Optical Whispering-Gallery-Resonators with several micrometers in dimension can be used to confine light of a certain wavelength. Such structures are promising building blocks in lots of photonic devices.

Tunable polymeric whispering-gallery-resonators

The tunability of the resonance wavelength is crucial for numerous applications of optical micro-resonators like filters or switches.

One current focus of our research is the realization of tunable photonic building blocks, which exploit the flexibility of different polymers and elastomers. First key experiments have been already performed. A new type of whispering-gallery resonator, the so-called Split-disk resonator has been developed to achieve the tunability of resonant modes over a wide spectral range. This tunability arises from the reversible deformation of the elastomer substrate which affects the size of the gap between two opposite half-disks.
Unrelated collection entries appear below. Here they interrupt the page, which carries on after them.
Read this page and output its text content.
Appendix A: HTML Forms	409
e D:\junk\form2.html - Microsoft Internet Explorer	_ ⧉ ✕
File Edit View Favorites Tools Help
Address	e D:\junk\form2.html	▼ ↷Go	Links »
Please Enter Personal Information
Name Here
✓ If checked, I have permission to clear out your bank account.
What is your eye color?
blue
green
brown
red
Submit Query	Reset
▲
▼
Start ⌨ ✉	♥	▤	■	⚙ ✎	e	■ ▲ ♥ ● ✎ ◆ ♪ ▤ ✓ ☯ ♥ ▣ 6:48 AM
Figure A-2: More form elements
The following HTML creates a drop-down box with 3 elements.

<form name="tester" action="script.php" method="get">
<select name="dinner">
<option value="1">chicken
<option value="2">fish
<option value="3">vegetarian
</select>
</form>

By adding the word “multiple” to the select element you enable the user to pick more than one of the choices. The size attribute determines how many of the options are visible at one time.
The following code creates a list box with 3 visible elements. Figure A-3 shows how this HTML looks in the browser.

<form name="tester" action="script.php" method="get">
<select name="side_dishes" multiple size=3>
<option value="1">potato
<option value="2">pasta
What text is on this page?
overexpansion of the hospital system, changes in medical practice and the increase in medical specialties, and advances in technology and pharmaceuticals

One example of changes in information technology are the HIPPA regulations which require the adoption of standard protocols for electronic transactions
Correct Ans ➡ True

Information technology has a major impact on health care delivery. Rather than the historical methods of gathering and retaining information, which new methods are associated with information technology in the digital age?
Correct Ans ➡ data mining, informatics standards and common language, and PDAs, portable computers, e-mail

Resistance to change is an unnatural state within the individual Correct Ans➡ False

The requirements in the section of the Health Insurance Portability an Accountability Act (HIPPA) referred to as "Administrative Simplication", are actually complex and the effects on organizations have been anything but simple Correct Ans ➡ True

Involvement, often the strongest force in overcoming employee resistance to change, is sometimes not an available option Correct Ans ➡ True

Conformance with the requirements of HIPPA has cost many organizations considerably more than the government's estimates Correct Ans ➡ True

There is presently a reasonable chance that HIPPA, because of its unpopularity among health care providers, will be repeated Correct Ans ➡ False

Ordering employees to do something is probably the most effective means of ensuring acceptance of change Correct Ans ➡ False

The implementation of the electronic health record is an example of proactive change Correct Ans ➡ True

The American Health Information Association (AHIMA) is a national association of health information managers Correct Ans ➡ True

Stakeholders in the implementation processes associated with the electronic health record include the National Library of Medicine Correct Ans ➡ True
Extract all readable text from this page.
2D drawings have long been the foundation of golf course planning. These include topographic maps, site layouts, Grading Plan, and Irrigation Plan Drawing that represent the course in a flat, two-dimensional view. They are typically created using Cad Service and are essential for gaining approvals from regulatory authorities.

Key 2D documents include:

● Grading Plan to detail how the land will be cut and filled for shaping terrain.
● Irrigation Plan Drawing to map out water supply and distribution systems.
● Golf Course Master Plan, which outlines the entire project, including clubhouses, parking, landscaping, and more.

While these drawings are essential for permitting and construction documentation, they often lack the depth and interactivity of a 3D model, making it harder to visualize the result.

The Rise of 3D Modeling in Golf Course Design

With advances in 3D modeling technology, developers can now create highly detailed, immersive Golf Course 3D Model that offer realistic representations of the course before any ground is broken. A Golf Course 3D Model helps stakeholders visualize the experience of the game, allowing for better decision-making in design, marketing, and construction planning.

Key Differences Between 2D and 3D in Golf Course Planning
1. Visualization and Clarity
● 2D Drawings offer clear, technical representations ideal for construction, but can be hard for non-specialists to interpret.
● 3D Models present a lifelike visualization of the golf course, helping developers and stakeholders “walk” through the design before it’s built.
Furthermore, such elastomer substrates have been used to realize photonic molecules from up to three goblet-type resonators with flexible and tunable coupling.

Future experiments will study the fabrication and characterization of larger arrays of coupled resonators as well as of hybrid (gaining/absorbing) photonic molecules.



T. Siegle et al., "Split-disk micro-lasers: Tunable whispering gallery mode cavities", APL Photonics 2, 096103 (2017)

T. Siegle et al., "Photonic molecules with a tunable inter-cavity gap", Light Sci. Appl. 6, e16224 (2017)


Tunable photonics based on liquid-crystal elastomers

Besides using mechanically deformable elastomer substrates, our research group also exploits the properties of liquid-crystal elastomers (LCE) for the realization of tunable photonic building blocks.

At relatively low temperatures liquid-crystal elastomers undergo a transition from a state, where the mesogens show nematic alignment, into a disordered isotropic phase. This transition is accompanied by a fully reversible change in dimension and thus of the optical properties of photonic elements.

LCE can serve as substrate material for whispering-gallery resonators allowing precise tuning of inter-cavity gaps by a change in temperature. As a first step a reversible change of the gap depending on the intensity of laser illumination has been was shown recently. In future experiments we aim at observing tunable coupling between several resonators.

Furthermore resonators purely made from LCEs were produced. With this approach, the temperature dependent nature of the material can be used to tune the resonance wavelength of the resonators. An intended tuning of the resonance wavelength by more than one free spectral range has been demonstrated.


Hybrid plasmonic-photonic whispering-gallery resonators

Another focus of our current research on optical whispering-gallery resonators is on the intentional enhancement of light-matter interaction. A strong light-matter interaction hereby requires high quality factors and small mode volumes.

While the quality factors of dielectric whispering-gallery resonators are very high, their modal volumes are rather large compared to those of plasmonic nanostructures. Thus, a possible strategy to boost light-matter interaction is seen in combining the high quality factors of dielectric resonators with the ability of plasmonic structures to squeeze light down to sub-wavelength dimensions. The advantages of both worlds have been successfully combined in a silver-coated whispering-gallery resonator with wedge-like geometry. Besides purely photonic modes, which are localized more in the interior of the resonator, this newly developed resonator type supports also plasmonic modes, which are localized at the interface between the dielectric and the metal. Of special interest for most applications are so called hybrid modes, which arise from the hybridization of photonic and plasmonic modes and are also supported by this kind of resonators. These modes combine the advantages of photonic and plasmonic modes, e. g., the high quality factors associated with photonic modes and the small mode volumes associated with plasmonic modes.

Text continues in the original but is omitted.